Ministro do STF deve manter dono do Banco Master na PF de Brasília para permitir negociação de novo acordo de delação

O ministro André Mendonça deve manter Daniel Vorcaro na Superintendência da PF em Brasília para facilitar negociação de terceira proposta de delação premiada.
O ministro André Mendonça, do Supremo Tribunal Federal, definirá na próxima semana o local onde Daniel Vorcaro, ex-dono do Banco Master, cumprirá sua prisão preventiva, com tendência a mantê-lo nas dependências da Superintendência da Polícia Federal em Brasília.
Estratégia permite nova rodada de negociações
A permanência de Vorcaro na superintendência da corporação federal abre espaço para que ele articule os termos de uma terceira proposta de acordo de delação premiada. Segundo apuração de investigação jornalística, o ex-banqueiro teria sido informado que o retorno à penitenciária de Papuda o assustou, levando-o a instruir sua defesa para juntar documentação mais substancial desta vez.
A estratégia revela uma dinâmica complexa nas negociações entre defesa, Polícia Federal e Procuradoria-Geral da República. O receio de Vorcaro em ser transferido para uma prisão comum funciona como catalisador para aprimoramento de seu acordo, criando um cenário onde a localização física da detenção influencia diretamente o conteúdo das propostas apresentadas.
Condições especiais em Brasília
Atualmente, Vorcaro ocupa uma sala com características que o distinguem de detentos comuns: ar-condicionado, banheiro privativo, frigobar, armário e janela com vista para o jardim da instituição. Essas condições facilitaram a negociação anterior, permitindo que o empresário se dedicasse à preparação de propostas de acordo com sua equipe de advogados.
A permanência nessas instalações representa um privilégio comparado aos padrões penitenciários convencionais, fator que claramente influencia a disposição de Vorcaro em apresentar documentação mais robusta para conseguir manter-se nesse regime.

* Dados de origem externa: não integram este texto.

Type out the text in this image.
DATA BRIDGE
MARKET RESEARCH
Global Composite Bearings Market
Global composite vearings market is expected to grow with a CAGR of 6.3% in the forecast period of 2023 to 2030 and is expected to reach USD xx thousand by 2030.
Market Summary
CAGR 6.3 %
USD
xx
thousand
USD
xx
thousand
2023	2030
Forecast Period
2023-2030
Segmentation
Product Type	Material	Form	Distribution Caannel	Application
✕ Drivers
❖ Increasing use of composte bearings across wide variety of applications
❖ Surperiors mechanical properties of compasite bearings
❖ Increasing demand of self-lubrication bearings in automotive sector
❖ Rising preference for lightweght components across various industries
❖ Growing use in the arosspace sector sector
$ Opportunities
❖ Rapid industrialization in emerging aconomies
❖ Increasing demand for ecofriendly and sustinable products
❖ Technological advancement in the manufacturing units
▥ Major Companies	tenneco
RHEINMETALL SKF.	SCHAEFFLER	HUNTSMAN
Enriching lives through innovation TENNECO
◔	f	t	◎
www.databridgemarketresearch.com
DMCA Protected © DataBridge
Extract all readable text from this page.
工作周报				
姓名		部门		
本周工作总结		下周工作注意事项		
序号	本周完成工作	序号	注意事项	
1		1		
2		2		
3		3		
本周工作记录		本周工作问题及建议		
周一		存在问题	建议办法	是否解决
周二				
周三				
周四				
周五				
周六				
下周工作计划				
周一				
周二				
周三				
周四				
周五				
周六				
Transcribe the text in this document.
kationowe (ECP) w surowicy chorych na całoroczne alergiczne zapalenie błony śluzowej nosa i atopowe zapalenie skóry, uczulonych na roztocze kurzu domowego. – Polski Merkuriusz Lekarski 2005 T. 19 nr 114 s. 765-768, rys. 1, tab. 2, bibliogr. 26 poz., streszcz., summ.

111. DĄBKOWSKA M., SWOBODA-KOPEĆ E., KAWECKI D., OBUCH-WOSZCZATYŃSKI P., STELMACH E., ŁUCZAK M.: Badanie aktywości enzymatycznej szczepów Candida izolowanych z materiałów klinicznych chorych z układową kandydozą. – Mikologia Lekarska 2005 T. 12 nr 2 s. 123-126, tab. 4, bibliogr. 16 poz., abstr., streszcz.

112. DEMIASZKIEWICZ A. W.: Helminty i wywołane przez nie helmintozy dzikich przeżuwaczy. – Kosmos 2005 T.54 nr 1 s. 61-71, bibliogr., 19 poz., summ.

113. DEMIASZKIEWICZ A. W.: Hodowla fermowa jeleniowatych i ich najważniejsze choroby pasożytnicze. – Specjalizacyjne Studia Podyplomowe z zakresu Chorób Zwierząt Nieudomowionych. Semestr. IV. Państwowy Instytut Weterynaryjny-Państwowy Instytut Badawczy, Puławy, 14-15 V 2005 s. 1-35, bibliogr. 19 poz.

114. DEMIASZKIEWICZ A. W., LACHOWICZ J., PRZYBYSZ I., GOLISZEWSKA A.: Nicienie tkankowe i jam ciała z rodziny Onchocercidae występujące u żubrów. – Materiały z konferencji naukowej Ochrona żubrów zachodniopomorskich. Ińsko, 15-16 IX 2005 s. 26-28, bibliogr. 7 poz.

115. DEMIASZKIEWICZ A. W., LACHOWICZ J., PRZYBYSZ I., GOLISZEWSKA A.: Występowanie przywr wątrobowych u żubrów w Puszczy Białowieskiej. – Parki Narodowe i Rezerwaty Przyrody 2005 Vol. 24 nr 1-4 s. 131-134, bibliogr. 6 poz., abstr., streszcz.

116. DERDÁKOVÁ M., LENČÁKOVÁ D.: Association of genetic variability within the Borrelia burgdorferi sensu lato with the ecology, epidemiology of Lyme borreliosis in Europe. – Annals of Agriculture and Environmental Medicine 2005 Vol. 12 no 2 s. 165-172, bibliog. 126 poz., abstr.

Rejeições sucessivas e novo posicionamento
Na semana anterior, tanto a Polícia Federal quanto a Procuradoria-Geral da República rejeitaram pela segunda vez a proposta de delação de Vorcaro. Essa rejeição motivou os delegados a sugerir ao ministro que o ex-banqueiro fosse transferido para outro local de custódia, interrompendo o arranjo que permitia as negociações.
O procurador-geral da República Paulo Gonet manifestou-se contrário ao pedido da defesa de Vorcaro para que cumpra a preventiva em regime domiciliar. Em seu parecer, Gonet argumenta que não surgiram fatos novos justificadores de alteração de regime desde que a Segunda Turma do STF determinou a manutenção da prisão. Segundo sua avaliação, cabe ao tribunal definir o local considerando o risco que o ex-banqueiro oferece.
Próximos passos na decisão judicial
A decisão de Mendonça deve considerar múltiplos fatores: a recomendação da Polícia Federal pela transferência, a posição contrária do procurador-geral, a possibilidade de novas negociações de delação e as garantias de segurança oferecidas pela manutenção em Brasília. O fato de que Vorcaro prometeu apresentar documentação mais consistente pode pesar na avaliação do ministro sobre conveniência de mantê-lo onde está.
A próxima semana será determinante não apenas para a vida pessoal do ex-banqueiro, mas também para avaliar se sua nova proposta de delação consegue superar as objeções anteriores de autoridades federais. O desfecho reflete tensões entre procedimentos de negociação criminal, critérios de encarceramento e avaliação de risco institucional em casos de alta complexidade.